Photo Illustration by STEPHAN TOLJAN

The last reported incident of a man watching porn on a Howe Library computer was Nov. 12. The students who reported the incident felt uncomfortable with the situation.

Julianne Lesch, Cynic News Reporter

A man watching what some have described as porn in the library left students feeling uncomfortable and confused about how the situation was handled.

On Nov. 12, two students in Howe Library saw a man watching what they thought was porn on a UVM computer.

The students approached a library employee saying they felt uncomfortable, Dean of Libraries Bryn Geffert said.

Though Geffert was not involved with this situation, he  said he heard from his colleagues that everything was resolved.

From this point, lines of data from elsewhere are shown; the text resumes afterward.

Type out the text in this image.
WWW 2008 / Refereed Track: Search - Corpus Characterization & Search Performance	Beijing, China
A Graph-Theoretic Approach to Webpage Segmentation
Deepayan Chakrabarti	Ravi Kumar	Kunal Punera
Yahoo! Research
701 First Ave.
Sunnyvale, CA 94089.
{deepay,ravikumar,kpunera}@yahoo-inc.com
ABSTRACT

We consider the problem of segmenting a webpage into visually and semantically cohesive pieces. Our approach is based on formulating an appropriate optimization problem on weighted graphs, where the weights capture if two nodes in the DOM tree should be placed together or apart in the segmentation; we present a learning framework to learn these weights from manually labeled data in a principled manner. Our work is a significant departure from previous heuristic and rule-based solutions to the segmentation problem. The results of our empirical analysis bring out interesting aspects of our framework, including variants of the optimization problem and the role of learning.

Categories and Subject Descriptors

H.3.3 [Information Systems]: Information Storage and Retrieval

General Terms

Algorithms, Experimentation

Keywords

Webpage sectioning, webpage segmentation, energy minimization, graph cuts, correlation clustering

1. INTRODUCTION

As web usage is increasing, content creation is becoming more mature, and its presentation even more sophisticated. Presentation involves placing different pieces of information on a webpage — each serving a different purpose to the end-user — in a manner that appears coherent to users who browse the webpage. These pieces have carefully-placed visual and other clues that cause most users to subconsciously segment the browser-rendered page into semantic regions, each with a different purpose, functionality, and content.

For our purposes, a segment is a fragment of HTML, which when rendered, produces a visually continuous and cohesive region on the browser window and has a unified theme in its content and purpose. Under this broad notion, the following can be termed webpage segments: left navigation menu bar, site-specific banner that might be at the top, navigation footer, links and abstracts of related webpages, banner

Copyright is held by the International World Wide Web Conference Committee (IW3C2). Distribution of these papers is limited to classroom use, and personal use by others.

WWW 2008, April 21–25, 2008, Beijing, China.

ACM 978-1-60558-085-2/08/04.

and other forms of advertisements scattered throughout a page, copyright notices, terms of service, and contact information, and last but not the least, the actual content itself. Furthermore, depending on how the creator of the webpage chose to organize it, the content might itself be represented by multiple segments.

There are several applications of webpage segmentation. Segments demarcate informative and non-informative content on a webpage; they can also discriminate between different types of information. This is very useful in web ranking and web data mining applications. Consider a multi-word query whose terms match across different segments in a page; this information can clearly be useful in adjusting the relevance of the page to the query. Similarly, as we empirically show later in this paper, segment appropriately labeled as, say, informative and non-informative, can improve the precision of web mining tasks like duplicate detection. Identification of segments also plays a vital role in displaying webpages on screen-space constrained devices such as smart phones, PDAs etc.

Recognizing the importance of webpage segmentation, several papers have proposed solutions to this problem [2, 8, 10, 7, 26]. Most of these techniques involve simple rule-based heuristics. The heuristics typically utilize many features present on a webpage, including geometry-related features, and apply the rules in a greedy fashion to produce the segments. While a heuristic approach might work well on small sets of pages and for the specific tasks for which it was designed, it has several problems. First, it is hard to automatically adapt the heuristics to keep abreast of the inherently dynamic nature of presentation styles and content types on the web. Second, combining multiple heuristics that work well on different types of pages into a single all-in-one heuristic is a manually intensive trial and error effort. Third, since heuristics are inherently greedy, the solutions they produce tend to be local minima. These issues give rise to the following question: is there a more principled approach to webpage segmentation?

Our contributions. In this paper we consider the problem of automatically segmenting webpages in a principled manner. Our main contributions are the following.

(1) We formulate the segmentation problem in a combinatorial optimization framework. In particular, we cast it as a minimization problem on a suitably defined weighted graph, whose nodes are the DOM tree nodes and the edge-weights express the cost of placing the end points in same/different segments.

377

When asked if the Howe Library has a specific policy against watching porn in the library, Geffert did not directly respond.

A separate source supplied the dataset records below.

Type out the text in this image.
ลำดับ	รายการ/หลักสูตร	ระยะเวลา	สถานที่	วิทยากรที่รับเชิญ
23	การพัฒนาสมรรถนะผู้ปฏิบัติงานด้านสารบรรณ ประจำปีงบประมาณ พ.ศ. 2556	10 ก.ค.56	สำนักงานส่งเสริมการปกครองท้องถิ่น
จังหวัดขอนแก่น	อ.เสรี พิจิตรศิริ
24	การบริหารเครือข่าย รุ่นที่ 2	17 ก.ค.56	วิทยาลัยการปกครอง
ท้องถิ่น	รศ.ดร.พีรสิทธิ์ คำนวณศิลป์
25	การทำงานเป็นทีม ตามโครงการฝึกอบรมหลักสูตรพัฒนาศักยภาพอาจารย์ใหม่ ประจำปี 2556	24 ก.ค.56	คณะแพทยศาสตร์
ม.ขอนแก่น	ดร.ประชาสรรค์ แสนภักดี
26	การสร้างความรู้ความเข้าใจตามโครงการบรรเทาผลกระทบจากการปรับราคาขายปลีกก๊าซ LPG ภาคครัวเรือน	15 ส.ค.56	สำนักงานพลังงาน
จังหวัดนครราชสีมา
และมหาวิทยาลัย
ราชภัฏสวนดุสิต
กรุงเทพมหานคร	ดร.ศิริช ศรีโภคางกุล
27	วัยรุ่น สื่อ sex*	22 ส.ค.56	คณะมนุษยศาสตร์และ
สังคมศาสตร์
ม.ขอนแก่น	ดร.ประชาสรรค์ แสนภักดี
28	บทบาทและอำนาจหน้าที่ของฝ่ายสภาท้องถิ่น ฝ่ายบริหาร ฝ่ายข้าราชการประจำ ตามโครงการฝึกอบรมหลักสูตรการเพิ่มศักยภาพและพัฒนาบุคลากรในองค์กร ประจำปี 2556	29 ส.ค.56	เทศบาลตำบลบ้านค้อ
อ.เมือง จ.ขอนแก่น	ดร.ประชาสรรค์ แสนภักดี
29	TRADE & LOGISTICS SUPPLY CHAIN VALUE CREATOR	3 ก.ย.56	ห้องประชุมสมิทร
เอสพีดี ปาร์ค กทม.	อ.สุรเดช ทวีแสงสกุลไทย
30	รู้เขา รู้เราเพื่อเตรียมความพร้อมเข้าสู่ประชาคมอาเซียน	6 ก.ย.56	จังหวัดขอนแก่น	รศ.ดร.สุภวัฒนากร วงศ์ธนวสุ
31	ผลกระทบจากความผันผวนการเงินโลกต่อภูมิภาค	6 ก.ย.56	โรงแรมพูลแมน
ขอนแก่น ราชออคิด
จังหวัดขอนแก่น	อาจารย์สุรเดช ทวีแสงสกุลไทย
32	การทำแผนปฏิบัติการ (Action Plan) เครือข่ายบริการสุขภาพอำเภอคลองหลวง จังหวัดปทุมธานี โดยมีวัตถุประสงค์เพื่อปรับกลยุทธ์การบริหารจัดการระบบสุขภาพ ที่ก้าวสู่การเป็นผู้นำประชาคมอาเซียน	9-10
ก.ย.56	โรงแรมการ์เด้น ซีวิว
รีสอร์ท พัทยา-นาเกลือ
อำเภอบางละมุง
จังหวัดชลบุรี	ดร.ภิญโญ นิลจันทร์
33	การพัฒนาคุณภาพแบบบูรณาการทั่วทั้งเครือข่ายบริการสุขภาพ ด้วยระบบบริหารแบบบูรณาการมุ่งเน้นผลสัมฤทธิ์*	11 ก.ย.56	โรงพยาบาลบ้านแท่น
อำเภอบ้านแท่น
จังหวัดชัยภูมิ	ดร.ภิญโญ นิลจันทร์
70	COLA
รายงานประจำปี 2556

“Like most academic libraries, we do not attempt to define the term ‘pornography,’” he said.

Junior Gretchen Saveson was one of the students who saw an older man watching porn on a computer in the Multimedia Lab, she said.

Saveson and a friend were working on a project in the lab when they both realized a man was watching porn, Saveson said.

“We immediately felt uncomfortable,” Saveson said. “The library is a place where you should be able to focus and feel safe, and I think having people watching porn in the library ruins both of those functions of the library.”

Both students approached the Multimedia Desk to report the man.

A group of library employees then approached the man, with one worker asking him if he was “watching naked people in here,” Saveson said.

The man replied that he was not watching naked people, he was just watching something his friend had sent him, she said.     

The man was then told by an employee that he could not watch anything with naked people in it, Saveson said.

The employees then left the room, with the man working on other work and then shortly leaving.

One employee then reentered the lab, once to ask Saveson if the man had left and then again to ask if what the man was watching was motion or stills, Saveson said.

Saveson said she wished more would have been done, like asking the individual to leave.

“The man wasn’t told to leave or to stop watching porn per say,” Saveson said. “It would have been nice to see real action taken.”

Saveson felt as if the issue was inconclusive, as she still has a lot of questions about the handling of the situation, she said.

“It seems weird that porn can be permissible in the library when loud music and whispers kinda aren’t,” Saveson said. “It just seems like an imbalance there.”

Incidents similar to this are not common, Geffert said.

“It has not happened on my watch before, and some of the colleagues who have been around here tell me that it’s very infrequent and in fact have had trouble remembering any other instances,” Geffert said.

Sophomore Nicole Evans said she would be shocked if she saw someone watching porn in the library.

“Don’t they know that everyone can see you watching something you should watch when you’re alone?” she said.